Nel 2002 il sociologo Jens Rydgren si interrogava con acume sulle ragioni profonde dell’eccezionalismo svedese: nessun partito di destra radicale era allora all’orizzonte, e mentre in Francia il Front National toglieva il sonno all’Europa, e in Austria furoreggiava Jörg Haider, in Svezia i Socialdemocratici sfioravano il 40% dei suffragi, e al riksdag potevano contare su ben 144 seggi (e i Moderati solo su 55).  Vent’anni dopo il panorama politico è ben diverso. I Moderati hanno preso il 19,10% dei voti, e al Riksdag potranno contare solo su 68 seggi.
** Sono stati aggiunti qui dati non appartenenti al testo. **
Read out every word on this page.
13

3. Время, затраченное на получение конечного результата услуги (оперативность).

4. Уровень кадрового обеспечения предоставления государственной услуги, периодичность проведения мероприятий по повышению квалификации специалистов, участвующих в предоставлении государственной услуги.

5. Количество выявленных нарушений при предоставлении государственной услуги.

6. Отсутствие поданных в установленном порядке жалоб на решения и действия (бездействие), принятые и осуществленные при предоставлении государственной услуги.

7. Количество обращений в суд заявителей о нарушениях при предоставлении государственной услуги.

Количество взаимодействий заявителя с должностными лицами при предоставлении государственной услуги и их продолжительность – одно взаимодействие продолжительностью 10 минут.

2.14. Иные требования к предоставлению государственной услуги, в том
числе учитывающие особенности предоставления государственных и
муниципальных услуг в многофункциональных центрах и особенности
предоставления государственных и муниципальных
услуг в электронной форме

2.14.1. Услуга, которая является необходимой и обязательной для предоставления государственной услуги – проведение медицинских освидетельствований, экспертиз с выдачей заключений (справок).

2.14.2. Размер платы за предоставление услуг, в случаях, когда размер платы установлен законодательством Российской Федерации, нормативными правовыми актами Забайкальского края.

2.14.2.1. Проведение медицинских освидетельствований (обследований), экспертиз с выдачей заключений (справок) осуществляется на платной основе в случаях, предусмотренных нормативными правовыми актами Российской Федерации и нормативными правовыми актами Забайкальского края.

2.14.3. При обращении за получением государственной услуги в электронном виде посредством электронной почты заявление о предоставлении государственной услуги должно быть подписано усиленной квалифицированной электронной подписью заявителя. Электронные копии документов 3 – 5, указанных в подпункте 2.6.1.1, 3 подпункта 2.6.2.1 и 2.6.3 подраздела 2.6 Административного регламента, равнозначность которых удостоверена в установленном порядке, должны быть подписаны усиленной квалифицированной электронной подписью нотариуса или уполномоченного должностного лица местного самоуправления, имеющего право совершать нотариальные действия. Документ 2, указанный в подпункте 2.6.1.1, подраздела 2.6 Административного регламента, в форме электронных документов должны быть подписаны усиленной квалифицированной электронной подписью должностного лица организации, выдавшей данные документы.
Cinque in meno dei Democratici svedesi che, ironia della sorte, sono stati sdoganati nel 2019 proprio dai Moderati.

Proprio l’ottimo risultato dei Democratici svedesi (+3,01% rispetto alle legislative del 2018) ha permesso al blocco di destra di superare, seppur di pochissimo, il blocco rosso-verde: 49,59% dei voti contro 48,87%. Gli altri partiti di destra hanno visto un calo delle preferenze: -0,74% per i Moderati, -0,98% per i Cristiano-Democratici (Kristdemokraterna), -0,88% per i Liberali (Liberalerna). 

Gli stessi quattro partiti, nel complesso, nel 2018 raggiungevano il 49,18% dei voti. E il Partito socialdemocratico (Sveriges socialdemokratiska arbetareparti), resta la maggior forza politica svedese; con il 30,33% dei suffragi e 107 seggi al riksdag è persino in ripresa rispetto al misero risultato delle legislative del 2018 (28,26% dei voti, 100 seggi). Ma ciò che ha sgomentato milioni di svedesi, e attirato l’attenzione dei media di tutto l’Occidente, è che per la prima volta nella storia della democrazia svedese un partito di estrema destra sia arbitro dei destini di un governo.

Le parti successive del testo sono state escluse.